漫画『ONE PIECE』にはさまざまな魅力をもった女性キャラが登場するが、とくにナミの存在感は別格。ルフィが2番目に出会った「麦わら海賊団」の仲間であり、作品のメインヒロインと言ってもいい存在だ。そんなナミの正体をめぐって、最近ファンの間ではとある考察が繰り広げられているという…。

ナミはイーストブルー・ココヤシ村で生まれ育った少女。幼少期にはベルメール、ノジコと共に生活を送り、その後はアーロン一味によって人生を狂わされていく。ここまでは誰もが知っている基本的なプロフィールだが、その裏には〝出生の秘密〟が隠されているようだ。

20年前、ナミは「オイコット王国」にて当時海軍だったベルメールに拾われた戦災孤児。その際、ノジコが赤ん坊だったナミを抱えていたのだが、ベルメールが「妹?」と尋ねると、ノジコは「ううん」と否定している。つまりナミはノジコの実妹ではなく、どこからやってきたのか分からない子どもだった。

そこでナミの秘密を読みとくカギとなるのが、1996年に『週刊少年ジャンプ』に掲載された『ROMANCE DAWN(ロマンス ドーン)』という読み切り。同作は「ONE PIECE」の原型となった物語で、ゴム人間のモンキー・D・ルフィが登場する。そしてヒロインとして描かれているのが、ナミにそっくりな容姿をした〝アン〟という少女なのだ。

話は「ONE PIECE」にもどる。海賊王のゴールド・ロジャーは本名を「ゴール・D・ロジャー」といい、その息子がエースこと「ゴール・D・エース」だ。エースの両親は子どもが男なら「エース」、女なら「アン」と名付けようと決めていた。

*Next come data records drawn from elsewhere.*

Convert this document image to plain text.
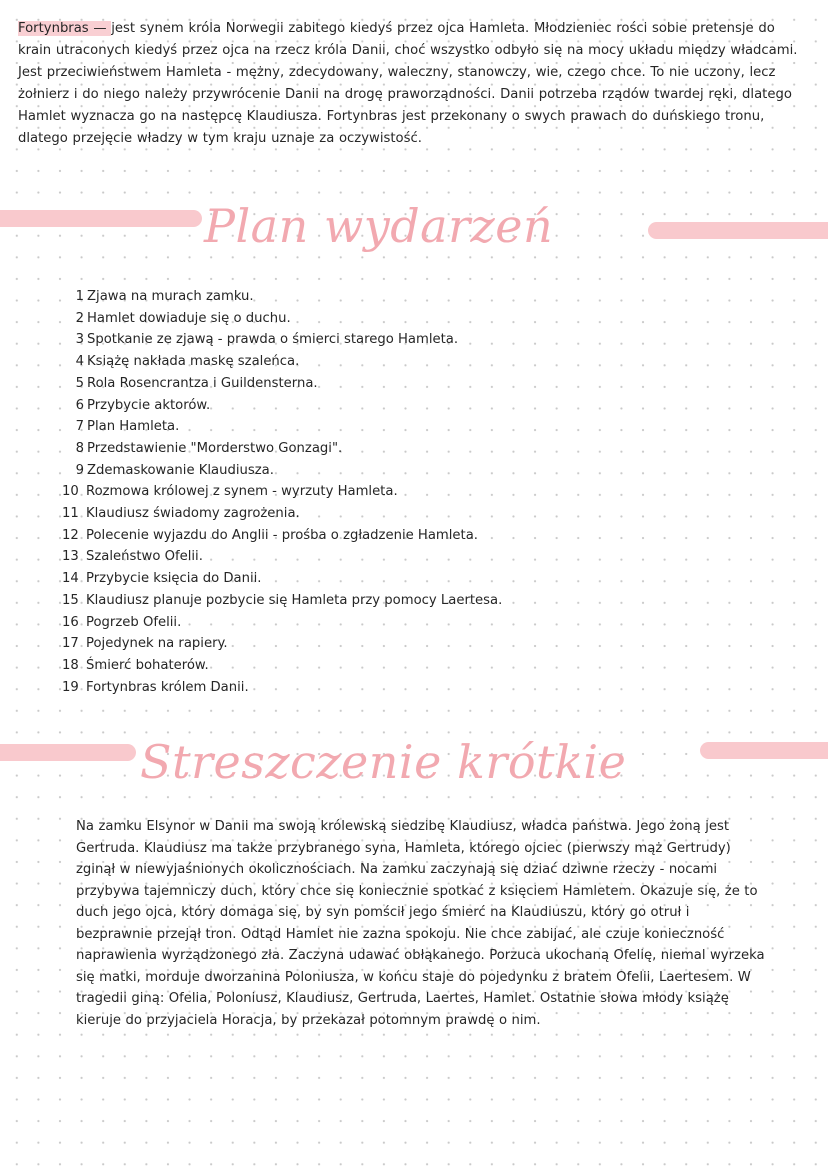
Fortynbras — jest synem króla Norwegii zabitego kiedyś przez ojca Hamleta. Młodzieniec rości sobie pretensje do krain utraconych kiedyś przez ojca na rzecz króla Danii, choć wszystko odbyło się na mocy układu między władcami. Jest przeciwieństwem Hamleta - mężny, zdecydowany, waleczny, stanowczy, wie, czego chce. To nie uczony, lecz żołnierz i do niego należy przywrócenie Danii na drogę praworządności. Danii potrzeba rządów twardej ręki, dlatego Hamlet wyznacza go na następcę Klaudiusza. Fortynbras jest przekonany o swych prawach do duńskiego tronu, dlatego przejęcie władzy w tym kraju uznaje za oczywistość.

Plan wydarzeń
1 Zjawa na murach zamku.
2 Hamlet dowiaduje się o duchu.
3 Spotkanie ze zjawą - prawda o śmierci starego Hamleta.
4 Książę nakłada maskę szaleńca.
5 Rola Rosencrantza i Guildensterna.
6 Przybycie aktorów.
7 Plan Hamleta.
8 Przedstawienie "Morderstwo Gonzagi".
9 Zdemaskowanie Klaudiusza.
10 Rozmowa królowej z synem - wyrzuty Hamleta.
11 Klaudiusz świadomy zagrożenia.
12 Polecenie wyjazdu do Anglii - prośba o zgładzenie Hamleta.
13 Szaleństwo Ofelii.
14 Przybycie księcia do Danii.
15 Klaudiusz planuje pozbycie się Hamleta przy pomocy Laertesa.
16 Pogrzeb Ofelii.
17 Pojedynek na rapiery.
18 Śmierć bohaterów.
19 Fortynbras królem Danii.
Streszczenie krótkie

Na zamku Elsynor w Danii ma swoją królewską siedzibę Klaudiusz, władca państwa. Jego żoną jest Gertruda. Klaudiusz ma także przybranego syna, Hamleta, którego ojciec (pierwszy mąż Gertrudy) zginął w niewyjaśnionych okolicznościach. Na zamku zaczynają się dziać dziwne rzeczy - nocami przybywa tajemniczy duch, który chce się koniecznie spotkać z księciem Hamletem. Okazuje się, że to duch jego ojca, który domaga się, by syn pomścił jego śmierć na Klaudiuszu, który go otruł i bezprawnie przejął tron. Odtąd Hamlet nie zazna spokoju. Nie chce zabijać, ale czuje konieczność naprawienia wyrządzonego zła. Zaczyna udawać obłąkanego. Porzuca ukochaną Ofelię, niemal wyrzeka się matki, morduje dworzanina Poloniusza, w końcu staje do pojedynku z bratem Ofelii, Laertesem. W tragedii giną: Ofelia, Poloniusz, Klaudiusz, Gertruda, Laertes, Hamlet. Ostatnie słowa młody książę kieruje do przyjaciela Horacja, by przekazał potomnym prawdę o nim.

産みの親であるルージュは出産時に死亡しているが、作中では生まれてきた子どもが1人だったとは言われていない。そのためエースと共に、双子の妹としてアンが生まれていた可能性があるのだ。こう考えると、ルージュが20カ月にわたって子どもを身ごもっていたという描写も、意味深に思えてくる。

「アン=ナミ」説を裏付ける証拠の数々

たんなる深読みだと思われるかもしれないが、ナミをロジャーの娘とする証拠は他にもある。「ONE PIECE」0巻(STRONG WORLD)で描かれたエッド・ウォー海戦では、ロジャーが金獅子のシキと衝突。そこで絶体絶命のピンチに陥った際、「大きく荒れ狂う天候」によって戦況が一変したという逸話が。そのことから、ロジャーには天候を操る力があったという説が浮上している。

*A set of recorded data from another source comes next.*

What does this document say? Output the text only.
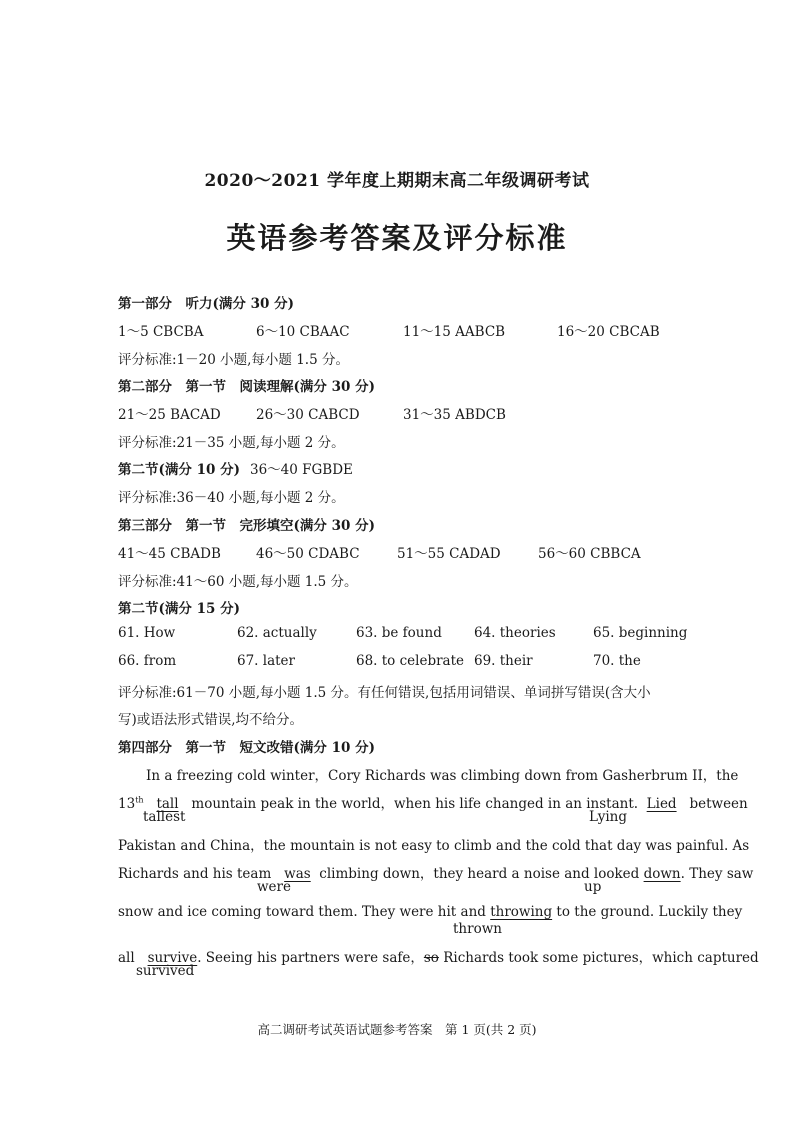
2020～2021 学年度上期期末高二年级调研考试
英语参考答案及评分标准
第一部分　听力(满分 30 分)
1～5 CBCBA	6～10 CBAAC	11～15 AABCB	16～20 CBCAB
评分标准:1－20 小题,每小题 1.5 分。
第二部分　第一节　阅读理解(满分 30 分)
21～25 BACAD	26～30 CABCD	31～35 ABDCB
评分标准:21－35 小题,每小题 2 分。
第二节(满分 10 分) 36～40 FGBDE
评分标准:36－40 小题,每小题 2 分。
第三部分　第一节　完形填空(满分 30 分)
41～45 CBADB	46～50 CDABC	51～55 CADAD	56～60 CBBCA
评分标准:41～60 小题,每小题 1.5 分。
第二节(满分 15 分)
61. How	62. actually	63. be found 64. theories	65. beginning
66. from	67. later	68. to celebrate 69. their	70. the
评分标准:61－70 小题,每小题 1.5 分。有任何错误,包括用词错误、单词拼写错误(含大小
写)或语法形式错误,均不给分。
第四部分　第一节　短文改错(满分 10 分)
In a freezing cold winter，Cory Richards was climbing down from Gasherbrum II，the
13th tall mountain peak in the world，when his life changed in an instant. Lied between
tallest	Lying
Pakistan and China，the mountain is not easy to climb and the cold that day was painful. As
Richards and his team was climbing down，they heard a noise and looked down. They saw
were	up
snow and ice coming toward them. They were hit and throwing to the ground. Luckily they
thrown
all survive. Seeing his partners were safe，so Richards took some pictures，which captured
survived
高二调研考试英语试题参考答案　第 1 页(共 2 页)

言うまでもなく、ナミは航海士として高い天候予想能力をもつ。それだけでなく、ビビはナミについて「理論だけで天候を予測しているんじゃない」「まるで体で天候を感じ取っているみたい」と評していた。ナミがロジャーから天候を操る能力を受け継いでいたとしても、おかしくはない。

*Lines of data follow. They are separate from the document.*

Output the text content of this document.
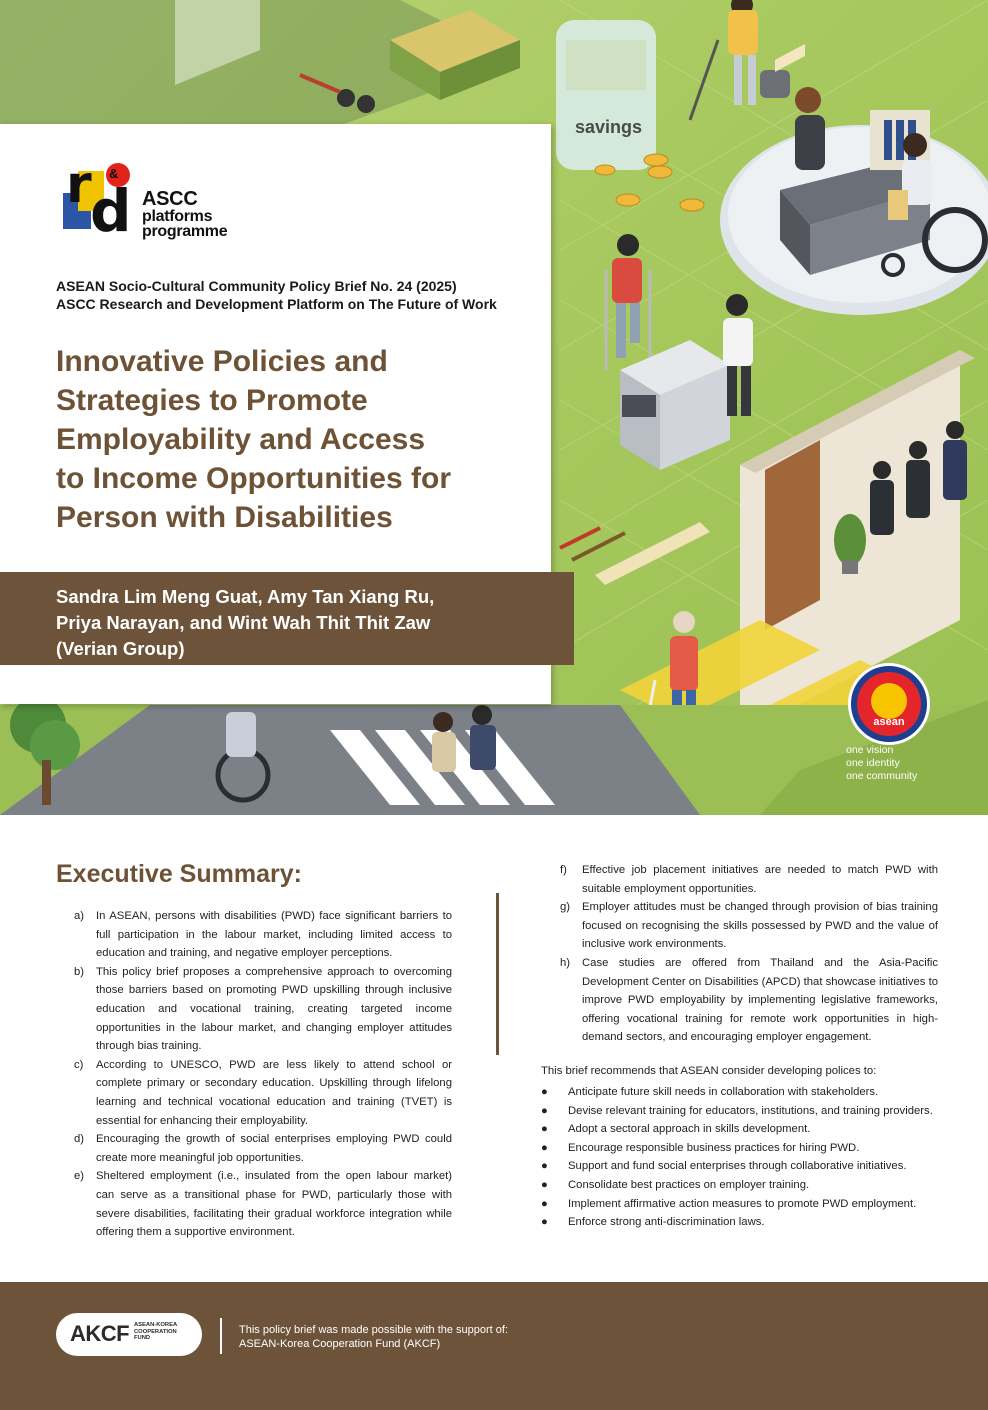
savings
r
d
&
ASCC
platforms
programme
ASEAN Socio-Cultural Community Policy Brief No. 24 (2025)
ASCC Research and Development Platform on The Future of Work
Innovative Policies and
Strategies to Promote
Employability and Access
to Income Opportunities for
Person with Disabilities
Sandra Lim Meng Guat, Amy Tan Xiang Ru,
Priya Narayan, and Wint Wah Thit Thit Zaw
(Verian Group)
asean
one vision
one identity
one community
Executive Summary:
a) In ASEAN, persons with disabilities (PWD) face significant barriers to full participation in the labour market, including limited access to education and training, and negative employer perceptions.
b) This policy brief proposes a comprehensive approach to overcoming those barriers based on promoting PWD upskilling through inclusive education and vocational training, creating targeted income opportunities in the labour market, and changing employer attitudes through bias training.
c) According to UNESCO, PWD are less likely to attend school or complete primary or secondary education. Upskilling through lifelong learning and technical vocational education and training (TVET) is essential for enhancing their employability.
d) Encouraging the growth of social enterprises employing PWD could create more meaningful job opportunities.
e) Sheltered employment (i.e., insulated from the open labour market) can serve as a transitional phase for PWD, particularly those with severe disabilities, facilitating their gradual workforce integration while offering them a supportive environment.
f) Effective job placement initiatives are needed to match PWD with suitable employment opportunities.
g) Employer attitudes must be changed through provision of bias training focused on recognising the skills possessed by PWD and the value of inclusive work environments.
h) Case studies are offered from Thailand and the Asia-Pacific Development Center on Disabilities (APCD) that showcase initiatives to improve PWD employability by implementing legislative frameworks, offering vocational training for remote work opportunities in high-demand sectors, and encouraging employer engagement.
This brief recommends that ASEAN consider developing polices to:
● Anticipate future skill needs in collaboration with stakeholders.
● Devise relevant training for educators, institutions, and training providers.
● Adopt a sectoral approach in skills development.
● Encourage responsible business practices for hiring PWD.
● Support and fund social enterprises through collaborative initiatives.
● Consolidate best practices on employer training.
● Implement affirmative action measures to promote PWD employment.
● Enforce strong anti-discrimination laws.
AKCF ASEAN-KOREA
COOPERATION
FUND
This policy brief was made possible with the support of:
ASEAN-Korea Cooperation Fund (AKCF)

さらにネット上でささやかれているのが、ノジコが名前を〝誤読〟した可能性だ。ナミの名前は、作中の手配書で「NAMI」と表記されている。しかし赤ん坊として放置されていたナミが、「私はアン」を意味する「I’M AN」という名札をもっていたとしたらどうだろう。当時のノジコが名札を逆から読み、「NAMI」と誤解した…という説が成り立つはずだ。

ナミの正体については、これまでも「古代兵器ウラヌス」説など、さまざまな仮説が唱えられてきた。その中でも「ロジャーの娘」説は、かなり信憑性が高いように思われる。今後、ナミの出自が掘り下げられる日を期待して待とう!